Gold ETFs and gold mining ETFs are readily available through brokerage firms. Simply research and identify the particular ETF that interests you and then load that ticker symbol into your broker’s order entry platform. Today, many brokers offer commission-free trading in ETFs.
How Do Gold ETFs and Gold Mining ETFs Compare with Other Investments?
ETFs provide more liquidity, lower costs, and storage ease than owning physical gold. However, physical gold allows true ownership while ETF holders only experience indirect exposure through the fund.

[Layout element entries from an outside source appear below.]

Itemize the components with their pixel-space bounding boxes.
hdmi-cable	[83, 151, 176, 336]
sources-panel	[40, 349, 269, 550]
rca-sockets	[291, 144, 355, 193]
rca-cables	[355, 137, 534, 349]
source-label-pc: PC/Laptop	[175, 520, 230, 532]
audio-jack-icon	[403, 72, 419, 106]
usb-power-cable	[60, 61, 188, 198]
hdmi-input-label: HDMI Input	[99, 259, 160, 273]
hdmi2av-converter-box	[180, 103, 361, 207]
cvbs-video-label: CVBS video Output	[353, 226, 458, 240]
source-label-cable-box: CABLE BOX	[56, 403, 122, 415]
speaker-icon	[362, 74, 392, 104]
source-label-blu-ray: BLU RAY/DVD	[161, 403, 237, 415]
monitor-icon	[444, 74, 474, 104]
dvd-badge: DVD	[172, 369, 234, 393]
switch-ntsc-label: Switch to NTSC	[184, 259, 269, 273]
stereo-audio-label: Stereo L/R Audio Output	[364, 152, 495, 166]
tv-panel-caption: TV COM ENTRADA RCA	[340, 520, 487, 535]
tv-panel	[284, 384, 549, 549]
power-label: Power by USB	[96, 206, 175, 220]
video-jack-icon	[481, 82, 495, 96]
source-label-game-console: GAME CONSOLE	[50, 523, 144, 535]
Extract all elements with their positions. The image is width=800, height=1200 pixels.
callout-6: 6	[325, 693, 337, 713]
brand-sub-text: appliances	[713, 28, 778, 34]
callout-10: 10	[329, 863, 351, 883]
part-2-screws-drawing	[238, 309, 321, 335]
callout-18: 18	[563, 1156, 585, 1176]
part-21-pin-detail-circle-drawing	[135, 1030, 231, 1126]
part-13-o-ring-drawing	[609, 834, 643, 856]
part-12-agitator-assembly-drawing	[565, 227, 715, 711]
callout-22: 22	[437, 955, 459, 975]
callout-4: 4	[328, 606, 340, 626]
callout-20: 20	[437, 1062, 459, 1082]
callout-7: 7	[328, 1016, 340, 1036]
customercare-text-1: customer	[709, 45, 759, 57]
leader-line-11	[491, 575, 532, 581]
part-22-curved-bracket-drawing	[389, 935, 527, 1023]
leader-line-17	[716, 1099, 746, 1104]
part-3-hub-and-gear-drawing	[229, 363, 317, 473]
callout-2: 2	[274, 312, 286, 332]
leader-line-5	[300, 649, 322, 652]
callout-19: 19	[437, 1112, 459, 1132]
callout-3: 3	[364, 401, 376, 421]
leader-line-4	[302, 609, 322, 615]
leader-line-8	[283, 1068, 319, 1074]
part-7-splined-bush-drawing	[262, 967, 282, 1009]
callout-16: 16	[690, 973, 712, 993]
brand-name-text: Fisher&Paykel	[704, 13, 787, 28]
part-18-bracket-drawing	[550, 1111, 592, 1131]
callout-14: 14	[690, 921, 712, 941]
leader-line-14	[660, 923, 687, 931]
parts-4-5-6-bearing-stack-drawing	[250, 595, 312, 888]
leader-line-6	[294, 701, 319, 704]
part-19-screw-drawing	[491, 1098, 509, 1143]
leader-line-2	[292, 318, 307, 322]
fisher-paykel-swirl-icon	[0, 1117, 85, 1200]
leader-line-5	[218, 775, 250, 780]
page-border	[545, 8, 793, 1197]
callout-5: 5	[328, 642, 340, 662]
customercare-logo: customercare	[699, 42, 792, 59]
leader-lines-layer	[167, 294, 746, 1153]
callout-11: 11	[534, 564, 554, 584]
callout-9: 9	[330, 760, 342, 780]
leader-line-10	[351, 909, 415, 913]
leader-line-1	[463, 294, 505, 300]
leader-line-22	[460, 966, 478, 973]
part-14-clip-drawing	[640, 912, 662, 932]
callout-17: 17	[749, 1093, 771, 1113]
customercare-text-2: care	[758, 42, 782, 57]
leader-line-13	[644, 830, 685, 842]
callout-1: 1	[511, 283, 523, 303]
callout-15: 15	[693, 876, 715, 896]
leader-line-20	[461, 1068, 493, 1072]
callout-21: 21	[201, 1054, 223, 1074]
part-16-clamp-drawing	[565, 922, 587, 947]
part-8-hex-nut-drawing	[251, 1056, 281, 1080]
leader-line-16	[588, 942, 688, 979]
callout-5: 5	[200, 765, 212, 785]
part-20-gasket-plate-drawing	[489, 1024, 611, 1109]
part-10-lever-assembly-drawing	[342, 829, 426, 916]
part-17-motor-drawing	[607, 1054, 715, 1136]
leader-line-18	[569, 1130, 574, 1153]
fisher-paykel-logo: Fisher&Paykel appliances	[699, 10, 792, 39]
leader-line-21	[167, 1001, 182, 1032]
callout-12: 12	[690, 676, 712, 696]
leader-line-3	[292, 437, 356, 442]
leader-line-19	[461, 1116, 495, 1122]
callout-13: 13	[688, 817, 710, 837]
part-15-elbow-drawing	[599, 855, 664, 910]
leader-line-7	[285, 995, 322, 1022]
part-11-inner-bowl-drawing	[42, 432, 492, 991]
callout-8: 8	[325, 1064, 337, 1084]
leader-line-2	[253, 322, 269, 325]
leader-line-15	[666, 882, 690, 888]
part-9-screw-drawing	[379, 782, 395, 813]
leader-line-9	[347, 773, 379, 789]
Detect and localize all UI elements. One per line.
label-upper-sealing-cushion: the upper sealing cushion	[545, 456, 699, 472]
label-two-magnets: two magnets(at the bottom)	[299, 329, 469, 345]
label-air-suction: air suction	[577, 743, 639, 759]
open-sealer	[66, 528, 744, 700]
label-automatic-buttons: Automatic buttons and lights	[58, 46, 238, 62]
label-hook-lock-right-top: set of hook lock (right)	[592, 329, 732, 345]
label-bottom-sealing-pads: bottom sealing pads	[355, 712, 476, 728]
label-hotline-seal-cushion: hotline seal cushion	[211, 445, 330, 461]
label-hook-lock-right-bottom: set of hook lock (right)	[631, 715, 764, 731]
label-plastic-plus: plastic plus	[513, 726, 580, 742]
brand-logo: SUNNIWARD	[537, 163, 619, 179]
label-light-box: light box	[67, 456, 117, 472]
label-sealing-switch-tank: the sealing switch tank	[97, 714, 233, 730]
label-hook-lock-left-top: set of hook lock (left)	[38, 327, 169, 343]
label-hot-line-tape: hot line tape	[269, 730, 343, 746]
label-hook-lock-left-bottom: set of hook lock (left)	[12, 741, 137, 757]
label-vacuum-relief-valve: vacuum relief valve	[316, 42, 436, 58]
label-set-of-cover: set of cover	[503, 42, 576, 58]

ETFs are also simpler with full asset backing than when trading futures, which also have inherent leverage/contango considerations.
Is It Better to Invest Directly in Gold or in Gold ETFs?
Investing in gold vs. gold ETFs depends on individual investment goals, risk tolerance, and preferences. Both options have advantages and drawbacks.
Physical gold can be held and stored, offering a sense of security to many investors. Owning physical gold also means there are none of the risks associated with the management or performance of a fund.
However, extensive holdings of physical gold require secure storage and insurance, which can be costly and cumbersome. Selling physical gold can also be less convenient and take more time than selling shares of an ETF.
Can I Hold a Gold ETF in a Retirement Account?
Yes, gold ETFs can be held in a retirement account like a traditional or Roth IRA. This is beneficial, since holding physical gold in an IRA requires a special gold IRA, which has its own rules and fees.
The Bottom Line
Both gold ETFs and gold mining ETFs provide ordinary investors with an accessible and cost-effective way to diversify into gold. Gold ETFs that hold physical gold track the price of gold, while gold mining ETFs hold stocks engaged in the gold mining industry.
Choosing which is best for your portfolio depends on your needs, risk tolerance, and investment goals. Regardless of which you choose, be sure to pay attention to expense ratios, liquidity measures, benchmarks, and the portfolio of ETF holdings.